Pathak Juhi, Singh Shiva Pratap, Pathak Manisha, Goel Anjana, Soni Yogesh Kumar, Singh Manoj Kumar
Animal Physiology and Reproduction Division, ICAR-Central Institute for Research On Goats, Makhdoom, Farah, Mathura, 281 122, Uttar Pradesh, India.
Department of Biotechnology, GLA University, Mathura, 281, 406, Uttar Pradesh, India.
Mol Biol Rep. 2025 Jan 12;52(1):116. doi: 10.1007/s11033-025-10227-6.
Extracellular matrix (ECM) proteins play a crucial role in regulating the biological properties of adherent cells. For cryopreserved fibroblasts, a favourable ECM environment can help restore their natural morphology and function more rapidly, minimizing post-thaw stress responses.

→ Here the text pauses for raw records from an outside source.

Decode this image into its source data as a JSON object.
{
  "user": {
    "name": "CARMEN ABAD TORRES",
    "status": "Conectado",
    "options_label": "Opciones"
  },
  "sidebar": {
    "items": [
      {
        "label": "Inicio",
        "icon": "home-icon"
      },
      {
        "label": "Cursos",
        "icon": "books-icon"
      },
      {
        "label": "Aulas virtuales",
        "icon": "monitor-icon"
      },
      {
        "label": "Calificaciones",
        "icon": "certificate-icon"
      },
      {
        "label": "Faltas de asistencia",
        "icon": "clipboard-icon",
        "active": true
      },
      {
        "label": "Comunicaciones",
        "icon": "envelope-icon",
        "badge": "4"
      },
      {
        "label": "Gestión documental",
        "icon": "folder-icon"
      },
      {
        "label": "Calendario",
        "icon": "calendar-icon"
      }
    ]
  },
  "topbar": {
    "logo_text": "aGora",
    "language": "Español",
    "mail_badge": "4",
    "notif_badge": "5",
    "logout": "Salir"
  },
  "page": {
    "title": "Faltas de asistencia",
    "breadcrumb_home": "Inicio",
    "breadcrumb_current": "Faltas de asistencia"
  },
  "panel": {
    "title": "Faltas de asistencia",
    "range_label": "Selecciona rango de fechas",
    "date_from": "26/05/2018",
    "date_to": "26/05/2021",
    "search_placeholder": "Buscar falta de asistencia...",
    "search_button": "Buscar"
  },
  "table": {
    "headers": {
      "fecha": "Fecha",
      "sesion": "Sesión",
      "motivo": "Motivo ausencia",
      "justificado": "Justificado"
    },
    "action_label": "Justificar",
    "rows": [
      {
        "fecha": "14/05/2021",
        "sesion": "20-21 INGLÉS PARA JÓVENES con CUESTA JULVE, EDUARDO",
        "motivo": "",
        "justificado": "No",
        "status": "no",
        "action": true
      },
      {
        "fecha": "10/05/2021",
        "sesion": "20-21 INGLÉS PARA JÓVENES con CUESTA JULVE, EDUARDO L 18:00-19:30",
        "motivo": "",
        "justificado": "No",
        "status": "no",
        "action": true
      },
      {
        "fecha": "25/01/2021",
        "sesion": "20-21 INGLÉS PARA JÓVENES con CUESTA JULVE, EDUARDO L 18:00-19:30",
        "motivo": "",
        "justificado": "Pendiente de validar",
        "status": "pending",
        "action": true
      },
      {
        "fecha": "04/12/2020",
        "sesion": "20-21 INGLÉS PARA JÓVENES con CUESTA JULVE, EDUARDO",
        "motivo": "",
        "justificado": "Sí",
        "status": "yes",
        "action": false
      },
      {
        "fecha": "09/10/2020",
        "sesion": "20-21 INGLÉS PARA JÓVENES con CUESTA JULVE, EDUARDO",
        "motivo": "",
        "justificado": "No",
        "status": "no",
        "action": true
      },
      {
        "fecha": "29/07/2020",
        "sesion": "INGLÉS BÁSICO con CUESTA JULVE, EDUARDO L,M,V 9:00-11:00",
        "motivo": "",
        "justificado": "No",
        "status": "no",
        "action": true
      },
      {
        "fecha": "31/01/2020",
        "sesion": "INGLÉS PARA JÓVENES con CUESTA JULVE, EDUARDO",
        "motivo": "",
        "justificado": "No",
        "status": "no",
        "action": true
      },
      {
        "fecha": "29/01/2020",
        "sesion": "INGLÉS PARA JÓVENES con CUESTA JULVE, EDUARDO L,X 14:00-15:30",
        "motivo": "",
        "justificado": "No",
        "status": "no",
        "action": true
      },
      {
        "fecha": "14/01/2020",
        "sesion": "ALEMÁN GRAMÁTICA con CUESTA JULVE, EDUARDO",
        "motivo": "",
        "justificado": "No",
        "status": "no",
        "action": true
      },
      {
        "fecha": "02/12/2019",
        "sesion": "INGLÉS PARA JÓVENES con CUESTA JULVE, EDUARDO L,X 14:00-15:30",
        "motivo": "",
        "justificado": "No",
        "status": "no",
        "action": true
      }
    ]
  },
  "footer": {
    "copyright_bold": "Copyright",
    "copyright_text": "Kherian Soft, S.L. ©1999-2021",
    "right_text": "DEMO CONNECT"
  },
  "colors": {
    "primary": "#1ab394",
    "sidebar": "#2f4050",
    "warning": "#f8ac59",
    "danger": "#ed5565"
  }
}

This study explored the functional responses of cryopreserved enriched caprine adult dermal fibroblast (cadFibroblast) cells to structural [collagen-IV and rat tail collagen (RTC)] and adhesion ECM proteins (laminin, fibronectin, and vitronectin) under in vitro culture conditions. The cryopreserved cadFibroblasts were evaluated for cell morphology, confluence, viability, cell adhesion, colony-forming units, proliferation, population doubling time migration (scratch wound healing assay), and quantitative real-time PCR for gene expression analyses when cultivated on surfaces coated with ECM proteins. A significantly (p < 0.05) higher cellular responses regarding cell adhesion ability, proliferation, CFUs, migration rate and differential gene expression of cell adhesion (β integrin, β tubulin, and E-cadherin) associated marker genes were observed with adhesion ECM proteins (laminin, fibronectin, and vitronectin) than with structural ECM proteins (collagen-IV and RTC). RT-PCR analyses revealed ECM-dependent differential template expression in cultured post-thawed cadFibroblasts.
Overall, while comparing different types of ECM proteins, adhesion ECM proteins (laminin, fibronectin, and vitronectin) provide a relatively better niche that supports adhesion, growth, proliferation, and migration of post-thawed cadFibroblasts compared with structural ECM proteins (collagen-IV and RTC) and the culture without ECM. The outcomes of the present study are crucial for replicating physiological conditions in experimental models for future research involving cryopreserved dermal fibroblasts or any other cell type, which can lead to future developments in tissue engineering and regenerative medicine.
细胞外基质(ECM)蛋白在调节贴壁细胞的生物学特性方面起着至关重要的作用。对于冷冻保存的成纤维细胞,良好的ECM环境有助于更快地恢复其天然形态和功能,将解冻后的应激反应降至最低。
本研究探讨了在体外培养条件下,冷冻保存的富集山羊成年真皮成纤维细胞(cadFibroblast)对结构型ECM蛋白(IV型胶原蛋白和大鼠尾胶原蛋白)和黏附型ECM蛋白(层粘连蛋白、纤连蛋白和玻连蛋白)的功能反应。当在涂有ECM蛋白的表面培养时,对冷冻保存的cadFibroblasts进行细胞形态、汇合度、活力、细胞黏附、集落形成单位、增殖、群体倍增时间迁移(划痕伤口愈合试验)以及用于基因表达分析的定量实时PCR评估。与结构型ECM蛋白(IV型胶原蛋白和大鼠尾胶原蛋白)相比,黏附型ECM蛋白(层粘连蛋白、纤连蛋白和玻连蛋白)在细胞黏附能力、增殖、集落形成单位、迁移率以及细胞黏附相关标记基因(β整合素、β微管蛋白和E-钙黏蛋白)的差异基因表达方面表现出显著(p < 0.05)更高的细胞反应。RT-PCR分析揭示了冻融后cadFibroblasts培养物中ECM依赖性差异模板表达。
总体而言,在比较不同类型的ECM蛋白时,与结构型ECM蛋白(IV型胶原蛋白和大鼠尾胶原蛋白)以及无ECM培养相比,黏附型ECM蛋白(层粘连蛋白、纤连蛋白和玻连蛋白)提供了一个相对更好的微环境,支持解冻后cadFibroblasts的黏附、生长、增殖和迁移。本研究结果对于在涉及冷冻保存的真皮成纤维细胞或任何其他细胞类型的未来研究的实验模型中复制生理条件至关重要,这可能会引领组织工程和再生医学的未来发展。